私は初期の作品群よりも、最近のもののほうが好きである。勿論、どちらも造形的には美しい。初期のものは身体もリアルに作られていて、モデルがいることがわかる。そうして、人間の表情というのは、こんなにも多くのものを含んでいるのかということに驚かされる。彼や彼女達の性格、悲しい想い、見つめているもの、決して単純ではなかったであろう過去などなど。一体一体が物語を持っているように感じられる。
それらを、見知らぬ人間達がグルグルと取り巻いて無遠慮な視線を浴びせていることに、私は心がざわざわとした。

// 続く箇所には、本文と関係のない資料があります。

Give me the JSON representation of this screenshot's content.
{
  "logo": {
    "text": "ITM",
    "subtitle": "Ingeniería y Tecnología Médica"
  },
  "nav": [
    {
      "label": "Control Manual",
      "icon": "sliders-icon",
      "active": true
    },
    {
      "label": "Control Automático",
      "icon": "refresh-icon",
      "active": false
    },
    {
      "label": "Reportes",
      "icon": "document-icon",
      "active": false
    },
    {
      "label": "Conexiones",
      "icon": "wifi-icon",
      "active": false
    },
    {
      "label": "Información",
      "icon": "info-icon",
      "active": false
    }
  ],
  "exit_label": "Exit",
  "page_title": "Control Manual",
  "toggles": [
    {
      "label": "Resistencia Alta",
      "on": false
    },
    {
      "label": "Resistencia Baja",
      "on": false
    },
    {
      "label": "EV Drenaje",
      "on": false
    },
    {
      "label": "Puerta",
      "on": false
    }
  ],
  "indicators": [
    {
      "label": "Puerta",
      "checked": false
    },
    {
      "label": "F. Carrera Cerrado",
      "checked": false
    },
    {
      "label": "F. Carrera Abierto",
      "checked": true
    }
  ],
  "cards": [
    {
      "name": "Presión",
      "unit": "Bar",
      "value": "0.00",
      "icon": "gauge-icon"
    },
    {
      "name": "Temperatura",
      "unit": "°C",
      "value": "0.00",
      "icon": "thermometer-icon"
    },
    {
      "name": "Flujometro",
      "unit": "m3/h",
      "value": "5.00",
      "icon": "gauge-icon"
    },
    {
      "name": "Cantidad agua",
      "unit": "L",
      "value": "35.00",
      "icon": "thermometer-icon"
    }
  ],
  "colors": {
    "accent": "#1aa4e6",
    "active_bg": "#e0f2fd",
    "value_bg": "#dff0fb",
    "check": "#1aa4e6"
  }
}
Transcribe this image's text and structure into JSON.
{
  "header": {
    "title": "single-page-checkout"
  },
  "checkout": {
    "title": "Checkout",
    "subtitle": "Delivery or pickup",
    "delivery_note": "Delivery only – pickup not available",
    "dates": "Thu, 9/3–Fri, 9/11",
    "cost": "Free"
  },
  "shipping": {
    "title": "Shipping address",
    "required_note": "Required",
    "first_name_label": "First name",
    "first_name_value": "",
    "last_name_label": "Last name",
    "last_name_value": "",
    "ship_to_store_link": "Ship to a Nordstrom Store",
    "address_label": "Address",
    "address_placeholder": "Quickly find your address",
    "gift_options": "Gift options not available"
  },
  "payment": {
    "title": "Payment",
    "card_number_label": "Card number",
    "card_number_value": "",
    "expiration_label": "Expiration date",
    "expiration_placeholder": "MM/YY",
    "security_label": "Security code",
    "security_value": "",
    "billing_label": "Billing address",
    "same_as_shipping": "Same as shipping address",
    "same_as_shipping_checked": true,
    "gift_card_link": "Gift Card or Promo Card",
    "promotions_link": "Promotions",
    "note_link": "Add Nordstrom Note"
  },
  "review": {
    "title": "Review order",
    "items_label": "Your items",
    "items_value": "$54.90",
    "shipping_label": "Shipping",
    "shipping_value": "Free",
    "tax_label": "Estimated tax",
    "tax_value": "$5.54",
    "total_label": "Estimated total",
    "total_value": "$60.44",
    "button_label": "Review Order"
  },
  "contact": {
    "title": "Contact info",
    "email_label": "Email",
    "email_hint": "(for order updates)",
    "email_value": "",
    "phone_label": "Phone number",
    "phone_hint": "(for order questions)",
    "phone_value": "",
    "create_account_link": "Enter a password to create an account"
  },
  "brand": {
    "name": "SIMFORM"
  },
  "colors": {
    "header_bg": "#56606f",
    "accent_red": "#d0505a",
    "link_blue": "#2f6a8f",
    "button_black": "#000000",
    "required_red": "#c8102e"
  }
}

最近の作品ーー完全にリアルではなくて、髪の毛がおかしな具合に立っていたり、肩に風景や建物がのっていたり・・そういうのは写実という意味では少し生身の人間からは離れているように思う。
その方が私は好きだった。その方が、人間の根源的なものがシンプルに表現されているような気がしたからかもしれない。
初期の作品は、一体一体がそれぞれの人生の重さまで背負っているようだったし、性格にもスキがないようだった。彼らや彼女達は決して弱音をはかない、強い性格の持ち主のように思えた。私が話しかけても、突き放されそうな。笑顔を想像できないような存在に思えた。(それはそれで、けっこう憧れたりするのだけれど)
新しい作品群は、頼りなげにうつむいていたり、少しデフォルメされた身体や腕、勿論その表情などから、私とも共有できる物語をもっているように感じられたのだ。
とはいえ、それはああいう広い空間で、他の人に取り囲まれている作品を見ていたからなのかもしれない。もし、初期の作品も家に一体あったら、毎日違う表情に見えて、彼や彼女達の物語を私も読むことができるようになって、彼らも心を開いてくれるかもしれないなどと思う。

展示の中には、実際の作品だけでなくメモ書きのようなものまでケースに入って並べられていた。作家というものは誰もがこんなふうにポロポロと言葉を書き留めているものなんだなあ。と、私は親しみをもって読んだ。ノートの切れ端やハガキや、スケッチブックの切れ端など。そうそう、こういうふうにしているから、紙を捨てられなくなってしまうのですね。

同時開催で。ジブリの展覧会をやっていたのだけれど、私はチケットをローソンで買ってはいなかったので観られなかったが3階あたりの通路から、下の空間に置かれたジブリの次回作「ハウルの動く城」のお城の大きな模型を観ることができた。周りに集まっている子供たちは、ワイワイと触っていたので多少羨ましかった。